The efforts to limit the regulations around revenue producing sports under Title IX led to a pattern of amendments being proposed and rejected by the Senate. For example, The Javits Amendment, proposed after the Tower Amendment was dismissed by the Senate, suggested regulations on intercollegiate sports from the Department of Health, Education, and Welfare in 1974. Additionally, House Bill 8394 in 1975 faced a similar fate. As journalist Karen Blumenthal wrote, "These sports, mainly football and basketball, had huge budgets already established for men, which coaches wanted untouched by other programs, especially women's programs. But, as Blumenthal added, "How could the balance even be if the 105 spots on a football team at the time--and the 105 athletic scholarships that went along with them--didn't count at all"?

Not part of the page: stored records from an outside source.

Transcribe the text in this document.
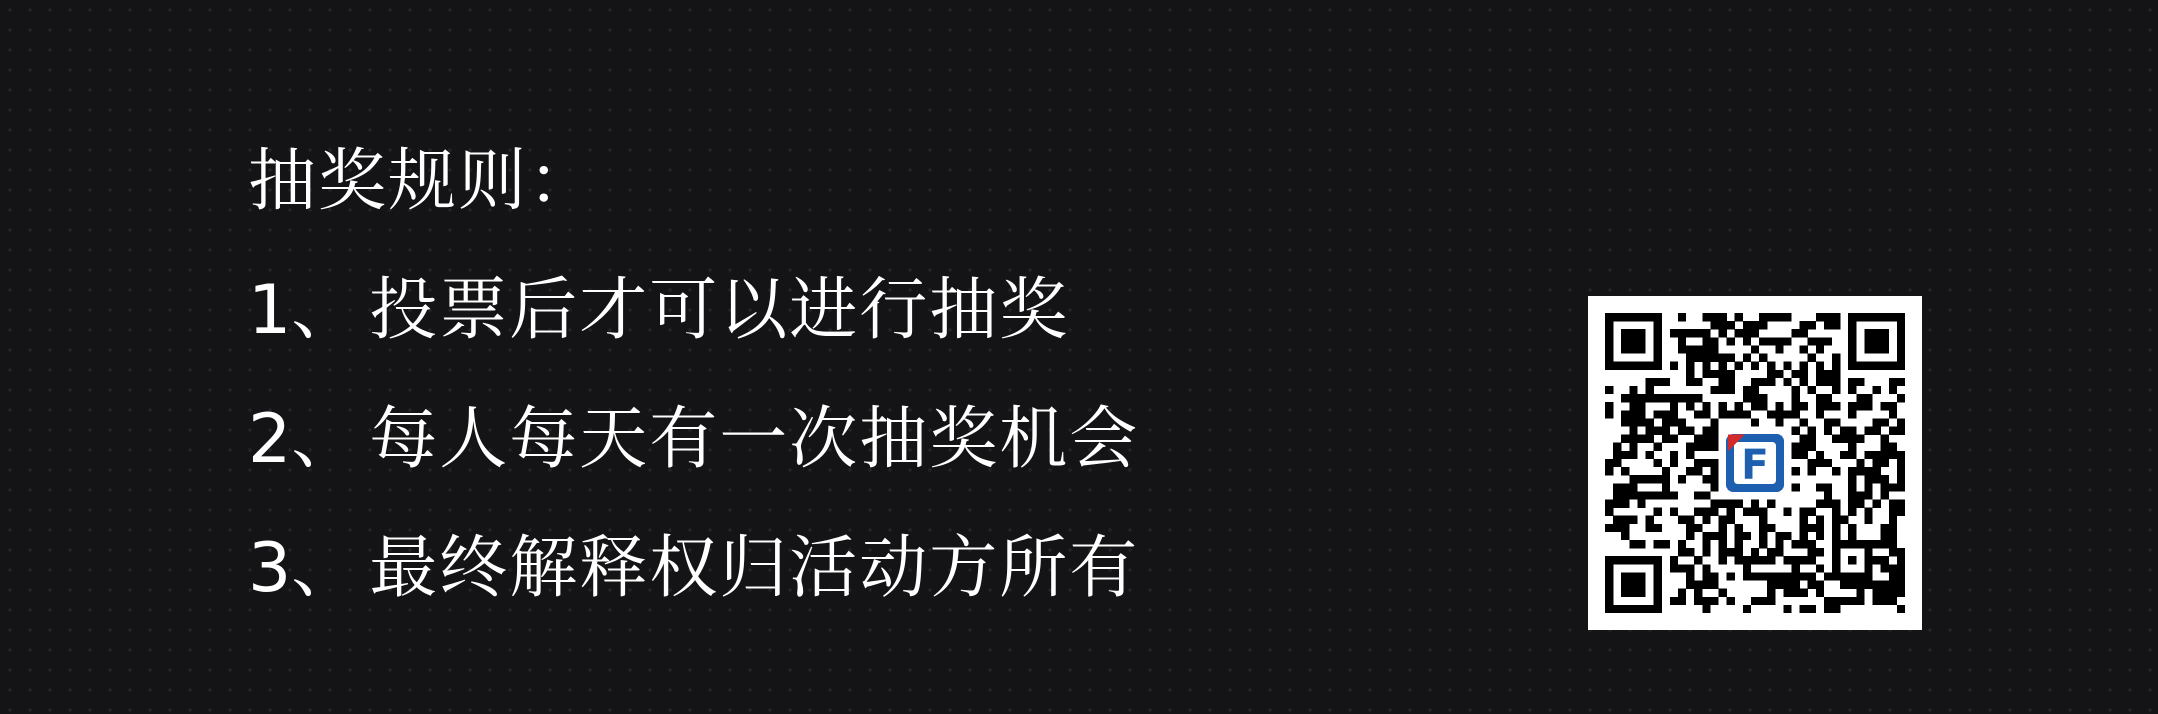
抽奖规则：
1 、 投票后才可以进行抽奖
2 、 每人每天有一次抽奖机会
3 、 最终解释权归活动方所有
F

Some senators believed that the passage of the Tower Amendment  would not affect title IX, which would continue to apply appropriately to the rest of intercollegiate athletics, including the generation of money to sustain sports producing less revenue. Other senators thought that the amendment was diluted. The Tower Amendment called for sports to split the revenue of their major revenue producing sports and apply it to other less revenue producing sports. The Republican Senator from Nebraska, Roman Hruska drew attention towards Nebraska football that made $800,000 in one season. He questioned how much money the government would make him give to women's athletics. He also questioned what would happen if the football program declined and there was no more money because it had to be shared. He believed that the enactment of the law would get rid of confusion and the complicated measures of Title IX. The Tower Amendment was believed to help protect the revenues of major producing sports at each college. Other colleges such as Southern Methodist University voiced similar concerns about the controlling of revenues through Title IX.